New Species Discovered Two Miles Below the Surface of the Ocean
Two miles below the surface of the ocean, a strange species of microbes thrives. Now, scientists have learned a bit more about these new microbes that "breathe" sulfate.
The microbes have yet to be classified and named, but they exist in massive undersea aquifers, which are networks of channels in porous rock beneath the ocean where water continually churns. In fact, about one-third of the Earth's biomass is thought to exist in this largely uncharted environment.
"It was surprising to find new bugs, but when we go to warmer, relatively old and isolated fluids, we find a unique microbial community," said Alberto Robador, one of the researchers, in a news release.
Microbes that breathe sulfate are thought to be some of the oldest types of organisms on Earth. Other species of sulfate-breathing microbes can be found in marshes and hydrothermal vents. Microbes beneath the ocean's crust, though, are difficult to sample.

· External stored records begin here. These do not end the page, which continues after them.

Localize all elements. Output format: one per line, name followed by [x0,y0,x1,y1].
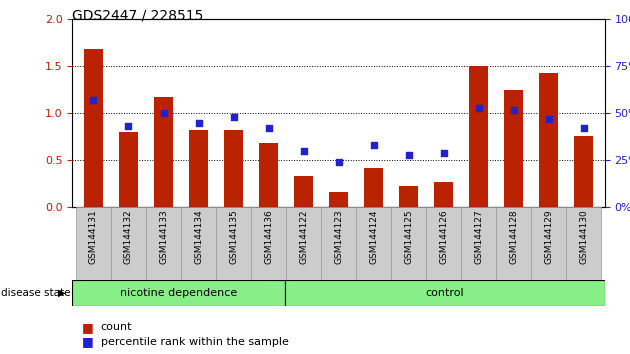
Bar [251,207,286,280]
Bar [216,207,251,280]
Point [193,120,203,126]
Bar [364,168,383,207]
Point [263,125,273,131]
Bar [286,207,321,280]
Text: GSM144124: GSM144124 [369,209,378,264]
Bar [566,207,601,280]
Bar [539,73,558,207]
Bar [154,97,173,207]
Text: GSM144136: GSM144136 [264,209,273,264]
Text: GSM144123: GSM144123 [334,209,343,264]
Bar [119,132,138,207]
Point [404,152,414,158]
Bar [399,185,418,207]
Text: GSM144122: GSM144122 [299,209,308,264]
Point [544,116,554,122]
Bar [181,207,216,280]
Bar [574,136,593,207]
Bar [224,130,243,207]
Text: disease state: disease state [1,288,71,298]
Bar [259,143,278,207]
Text: GSM144129: GSM144129 [544,209,553,264]
Bar [189,130,208,207]
Bar [496,207,531,280]
Bar [531,207,566,280]
Text: GSM144130: GSM144130 [580,209,588,264]
Bar [469,67,488,207]
Bar [504,90,524,207]
Text: GSM144132: GSM144132 [124,209,133,264]
Bar [321,207,356,280]
Text: nicotine dependence: nicotine dependence [120,288,238,298]
Point [508,107,518,112]
Text: GSM144135: GSM144135 [229,209,238,264]
Bar [84,50,103,207]
Bar [426,207,461,280]
Text: ■: ■ [82,321,94,334]
Text: GSM144133: GSM144133 [159,209,168,264]
Text: ■: ■ [82,335,94,348]
Bar [72,280,285,306]
Point [159,110,169,116]
Point [229,114,239,120]
Bar [76,207,111,280]
Point [123,124,134,129]
Bar [285,280,605,306]
Bar [329,192,348,207]
Point [438,150,449,155]
Text: GSM144127: GSM144127 [474,209,483,264]
Bar [294,176,313,207]
Point [88,97,98,103]
Text: GSM144134: GSM144134 [194,209,203,264]
Text: GSM144126: GSM144126 [439,209,448,264]
Point [579,125,589,131]
Point [333,159,343,165]
Point [474,105,484,110]
Text: control: control [426,288,464,298]
Point [299,148,309,154]
Bar [146,207,181,280]
Text: percentile rank within the sample: percentile rank within the sample [101,337,289,347]
Bar [356,207,391,280]
Text: GSM144131: GSM144131 [89,209,98,264]
Text: ▶: ▶ [58,288,66,298]
Point [369,142,379,148]
Bar [434,182,454,207]
Text: GDS2447 / 228515: GDS2447 / 228515 [72,9,204,23]
Bar [461,207,496,280]
Bar [111,207,146,280]
Bar [391,207,426,280]
Text: count: count [101,322,132,332]
Text: GSM144125: GSM144125 [404,209,413,264]
Text: GSM144128: GSM144128 [509,209,518,264]
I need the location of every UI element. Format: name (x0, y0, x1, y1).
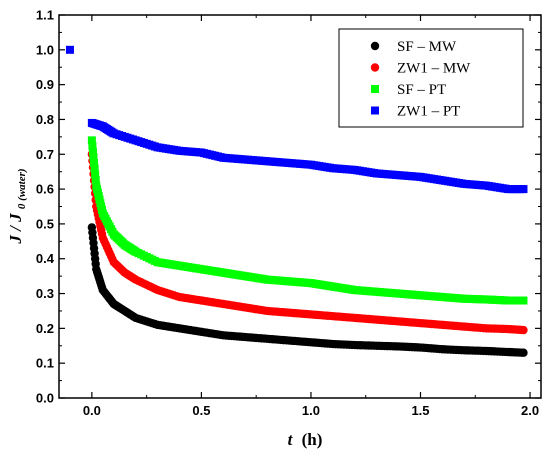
axis-ticks: 0.0 0.1 0.2 0.3 0.4 0.5 0.6 0.7 0.8 0.9 1.0 1.1 0.0 0… (36, 8, 541, 418)
series-1 (87, 150, 528, 335)
y-tick-label: 0.5 (36, 216, 54, 231)
y-tick-label: 0.8 (36, 112, 54, 127)
y-tick-label: 1.1 (36, 8, 54, 23)
legend-marker (370, 63, 380, 72)
data-point (88, 142, 97, 151)
series-3 (87, 118, 528, 194)
y-axis-main: J / J (6, 213, 25, 245)
data-point (519, 348, 528, 357)
data-point (91, 170, 100, 179)
y-tick-label: 0.4 (36, 251, 55, 266)
series-0 (87, 223, 528, 357)
y-tick-label: 0.6 (36, 182, 54, 197)
legend-label: SF – PT (397, 82, 446, 98)
data-point (89, 153, 98, 162)
legend-label: ZW1 – PT (397, 104, 460, 120)
x-axis-variable: t (288, 430, 294, 449)
y-tick-label: 0.1 (36, 356, 54, 371)
axis-labels: t (h) J / J 0 (water) (6, 168, 322, 449)
data-point (519, 185, 528, 194)
y-axis-subscript: 0 (water) (16, 168, 28, 209)
y-axis-label: J / J 0 (water) (6, 168, 28, 244)
y-tick-label: 0.2 (36, 321, 54, 336)
legend: SF – MW ZW1 – MW SF – PT ZW1 – PT (338, 28, 524, 128)
data-point (519, 296, 528, 305)
x-tick-label: 0.0 (83, 403, 101, 418)
y-tick-label: 0.3 (36, 286, 54, 301)
y-tick-label: 1.0 (36, 42, 54, 57)
series-2 (87, 136, 528, 305)
legend-label: ZW1 – MW (397, 61, 471, 77)
data-point (91, 175, 100, 184)
y-tick-label: 0.7 (36, 147, 54, 162)
y-tick-label: 0.0 (36, 391, 54, 406)
legend-marker (370, 41, 380, 51)
data-point (519, 325, 528, 335)
x-tick-label: 1.0 (302, 403, 320, 418)
x-axis-label: t (h) (288, 430, 323, 449)
x-tick-label: 0.5 (192, 403, 210, 418)
legend-box (338, 28, 524, 128)
initial-data-point (65, 45, 74, 54)
y-tick-label: 0.9 (36, 77, 54, 92)
data-points (65, 45, 528, 357)
x-tick-label: 2.0 (521, 403, 539, 418)
x-tick-label: 1.5 (411, 403, 429, 418)
data-point (90, 158, 99, 167)
legend-label: SF – MW (397, 39, 457, 55)
data-point (87, 136, 96, 145)
legend-marker (371, 106, 379, 115)
legend-marker (371, 85, 379, 93)
data-point (90, 164, 99, 173)
x-axis-unit: (h) (302, 430, 323, 449)
data-point (88, 147, 97, 156)
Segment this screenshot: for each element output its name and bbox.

In order to take these samples, the researchers targeted a region where previous teams had placed underwater laboratories and drilled into the ocean floor. The observatories created a seal at the seafloor, like a cork in a bottle, which allowed scientists to deploy instruments and sampling devices down the borehole while keeping ocean water out. These samples were then shuttled to the surface by remote-controlled undersea vehicles.
"This is the first direct account of microbial activity in these type of environments," said Robador. "And shows the potential of these organisms to respire organic carbon."
The findings reveal a bit more about these strange microbes. This, in turn, could tell researchers a bit more about what life was like on ancient Earth.
The findings are published in the journal Frontiers in Microbiology.